Felipe Harman, director de la Agencia Nacional de Tierras (ANT), lanzó una advertencia pública sobre el rumbo de la política de tierras en Colombia. En declaraciones recogidas por Infobae, Harman sostuvo que las denuncias recientes contra los procesos de la entidad tienen como objetivo final que los campesinos sean retirados de los predios que el Estado les ha entregado.
El director fue más allá y puso en duda la transparencia del Gobierno del presidente Abelardo de la Espriella. Según Infobae, Harman afirmó que desde el Ejecutivo se busca “devolver la tierra a la mafia”, una expresión que pone en el centro del debate el destino de los baldíos y predios formalizados durante los últimos años en Colombia.
La Agencia Nacional de Tierras es la entidad encargada de ejecutar la política de tierras rurales en Colombia. Entre sus funciones están la formalización de la propiedad, la entrega de baldíos a campesinos y la gestión de los predios recuperados tras procesos de extinción de dominio. Por eso, las declaraciones de su director tienen peso institucional directo sobre el manejo que el actual gobierno dará a estos procesos.
El trasfondo del señalamiento de Harman es la disputa sobre el modelo de tierras. En las últimas décadas, la formalización se ha concentrado en entregar predios a familias campesinas y a víctimas del conflicto armado. La advertencia del director sugiere que, a su juicio, ese modelo podría revertirse bajo la administración De la Espriella, lo que abriría el camino para que antiguos ocupantes ilegales recuperen influencia sobre esos territorios.
Para los campesinos beneficiarios, las declaraciones generan incertidumbre sobre la estabilidad jurídica de los predios recibidos. Si la política de tierras cambia de orientación, las familias que accedieron a titulaciones colectivas o individuales podrían enfrentar nuevas presiones para abandonar los terrenos. La ANT es, además, la entidad que resuelve conflictos de posesión y tenencia en zonas rurales, por lo que un giro en su enfoque afectaría de manera directa a miles de familias en el campo colombiano.

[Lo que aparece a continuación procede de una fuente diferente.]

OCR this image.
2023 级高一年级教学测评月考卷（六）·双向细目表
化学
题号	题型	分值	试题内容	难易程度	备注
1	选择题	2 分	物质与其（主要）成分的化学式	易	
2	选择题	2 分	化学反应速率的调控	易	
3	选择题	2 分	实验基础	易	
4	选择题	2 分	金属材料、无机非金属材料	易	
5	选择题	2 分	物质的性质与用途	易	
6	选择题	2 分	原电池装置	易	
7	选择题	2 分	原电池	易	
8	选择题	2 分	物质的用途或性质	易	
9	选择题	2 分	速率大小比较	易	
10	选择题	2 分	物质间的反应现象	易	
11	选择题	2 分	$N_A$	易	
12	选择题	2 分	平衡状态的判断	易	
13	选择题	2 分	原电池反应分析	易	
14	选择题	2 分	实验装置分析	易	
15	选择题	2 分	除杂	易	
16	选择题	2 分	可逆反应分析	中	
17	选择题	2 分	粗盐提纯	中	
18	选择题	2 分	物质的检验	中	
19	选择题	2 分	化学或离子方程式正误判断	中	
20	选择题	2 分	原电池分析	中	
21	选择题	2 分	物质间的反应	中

La salida de Felipe Harman de la ANT, si se concreta en el marco de este cruce de declaraciones, marcaría un cambio en la dirección técnica de la entidad en momentos clave. Hasta ahora no hay confirmación oficial sobre una eventual separación del cargo, y la información disponible proviene del reporte de Infobae, que cita las propias declaraciones del funcionario.
Las reacciones en el Gobierno De la la Espriella no se conocieron en el extracto reportado por Infobae. Por lo tanto, el artículo se limita a reseñar el señalamiento del director de la ANT y el contexto institucional de la entidad, sin atribuir respuestas que no estén registradas en la fuente consultada.
Queda por verse si la advertencia pública de Harman derivará en investigaciones internas, en reformas a los procedimientos de titulación o en una nueva postura oficial del Ministerio de Agricultura y la presidencia sobre el modelo de tierras rurales. La tensión entre la dirección de la ANT y el Ejecutivo pone en el centro del debate la defensa de los predios formalizados y el papel que jugará la entidad en el actual periodo de gobierno.